South African cricketer (born 1977)

Dewald Pretorius (born 6 December 1977) is a South African cricketer. He is a right-arm fast bowler who debuted for the South Africa national cricket team in the second Test against Australia during the 2001/2002 series. He has not featured regularly for his country and has played only four Tests, last appearing in the fourth Test against England in 2003. Pretorius has also played, at county level, for the English sides Durham and Warwickshire, where he recorded career best List A figures of five wickets for 32 runs against Kent.

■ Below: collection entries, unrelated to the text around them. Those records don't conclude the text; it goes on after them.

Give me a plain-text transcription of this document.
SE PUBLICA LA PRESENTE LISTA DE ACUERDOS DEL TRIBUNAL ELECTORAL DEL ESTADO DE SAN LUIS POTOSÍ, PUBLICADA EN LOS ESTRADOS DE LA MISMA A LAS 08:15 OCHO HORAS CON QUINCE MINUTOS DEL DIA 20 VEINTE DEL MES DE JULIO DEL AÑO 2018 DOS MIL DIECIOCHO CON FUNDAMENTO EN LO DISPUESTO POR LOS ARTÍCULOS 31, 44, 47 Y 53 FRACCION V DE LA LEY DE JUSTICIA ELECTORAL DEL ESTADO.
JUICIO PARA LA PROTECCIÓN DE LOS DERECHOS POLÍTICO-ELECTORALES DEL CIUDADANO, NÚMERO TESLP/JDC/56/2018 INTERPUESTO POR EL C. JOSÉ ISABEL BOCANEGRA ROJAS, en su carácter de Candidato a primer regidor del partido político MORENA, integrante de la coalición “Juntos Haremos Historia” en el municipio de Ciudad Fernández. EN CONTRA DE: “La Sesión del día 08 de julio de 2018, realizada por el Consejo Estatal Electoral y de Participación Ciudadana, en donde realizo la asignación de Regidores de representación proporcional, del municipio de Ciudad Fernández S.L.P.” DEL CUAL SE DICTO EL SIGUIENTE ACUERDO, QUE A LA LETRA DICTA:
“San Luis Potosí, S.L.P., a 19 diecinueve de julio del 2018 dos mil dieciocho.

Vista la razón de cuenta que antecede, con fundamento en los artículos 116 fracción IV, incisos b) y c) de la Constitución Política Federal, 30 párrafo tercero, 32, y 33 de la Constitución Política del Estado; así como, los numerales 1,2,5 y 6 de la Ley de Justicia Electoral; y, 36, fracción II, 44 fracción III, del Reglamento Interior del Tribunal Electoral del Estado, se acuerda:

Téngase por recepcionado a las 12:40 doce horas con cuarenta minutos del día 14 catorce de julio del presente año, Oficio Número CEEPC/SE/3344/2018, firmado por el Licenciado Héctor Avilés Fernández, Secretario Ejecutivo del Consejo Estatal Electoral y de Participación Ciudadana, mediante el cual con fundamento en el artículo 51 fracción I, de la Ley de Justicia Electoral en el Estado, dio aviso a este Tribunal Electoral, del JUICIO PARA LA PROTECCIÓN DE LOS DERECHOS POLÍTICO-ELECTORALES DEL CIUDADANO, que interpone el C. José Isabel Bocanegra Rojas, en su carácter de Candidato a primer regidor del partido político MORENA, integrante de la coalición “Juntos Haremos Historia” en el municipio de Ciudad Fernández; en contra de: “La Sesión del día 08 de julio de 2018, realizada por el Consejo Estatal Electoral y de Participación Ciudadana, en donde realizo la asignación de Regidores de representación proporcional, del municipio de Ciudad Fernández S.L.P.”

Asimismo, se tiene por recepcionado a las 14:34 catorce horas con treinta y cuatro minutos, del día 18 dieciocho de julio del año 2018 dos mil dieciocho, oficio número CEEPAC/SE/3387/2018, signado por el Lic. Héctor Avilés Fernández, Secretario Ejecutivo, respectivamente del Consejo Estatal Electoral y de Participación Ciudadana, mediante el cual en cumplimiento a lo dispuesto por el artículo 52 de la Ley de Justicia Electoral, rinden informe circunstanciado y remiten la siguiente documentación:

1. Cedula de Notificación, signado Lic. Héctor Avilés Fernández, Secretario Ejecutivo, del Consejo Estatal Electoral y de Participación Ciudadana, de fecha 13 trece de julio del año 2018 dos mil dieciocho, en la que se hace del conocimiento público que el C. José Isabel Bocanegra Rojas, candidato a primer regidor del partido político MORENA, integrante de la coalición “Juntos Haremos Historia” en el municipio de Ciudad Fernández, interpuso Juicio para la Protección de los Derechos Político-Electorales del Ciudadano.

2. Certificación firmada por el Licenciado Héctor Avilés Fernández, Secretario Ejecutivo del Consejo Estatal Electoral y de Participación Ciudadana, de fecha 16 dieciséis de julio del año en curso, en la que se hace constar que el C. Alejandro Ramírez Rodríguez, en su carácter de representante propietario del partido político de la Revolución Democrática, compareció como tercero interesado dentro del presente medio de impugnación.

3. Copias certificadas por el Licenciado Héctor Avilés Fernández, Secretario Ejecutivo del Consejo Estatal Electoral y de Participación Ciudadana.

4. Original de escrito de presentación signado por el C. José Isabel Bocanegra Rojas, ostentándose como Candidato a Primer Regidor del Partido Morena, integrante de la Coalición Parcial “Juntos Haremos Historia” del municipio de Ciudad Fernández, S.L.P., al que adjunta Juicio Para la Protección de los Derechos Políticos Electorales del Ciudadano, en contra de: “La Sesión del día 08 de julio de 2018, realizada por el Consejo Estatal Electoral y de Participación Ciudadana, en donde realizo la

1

Pretorius achieved some notoriety during UK coverage of South Africa's 2003 Test series with England, because of his rather difficult and troubled childhood. The high point of his career came in the first Test of that tour (Pretorius' second Test), when in successive overs during a hostile spell he removed Michael Vaughan caught behind for 156 and clean bowled Alec Stewart for 38 with an in-swinging yorker, en route to career-best Test innings figures of 4–115.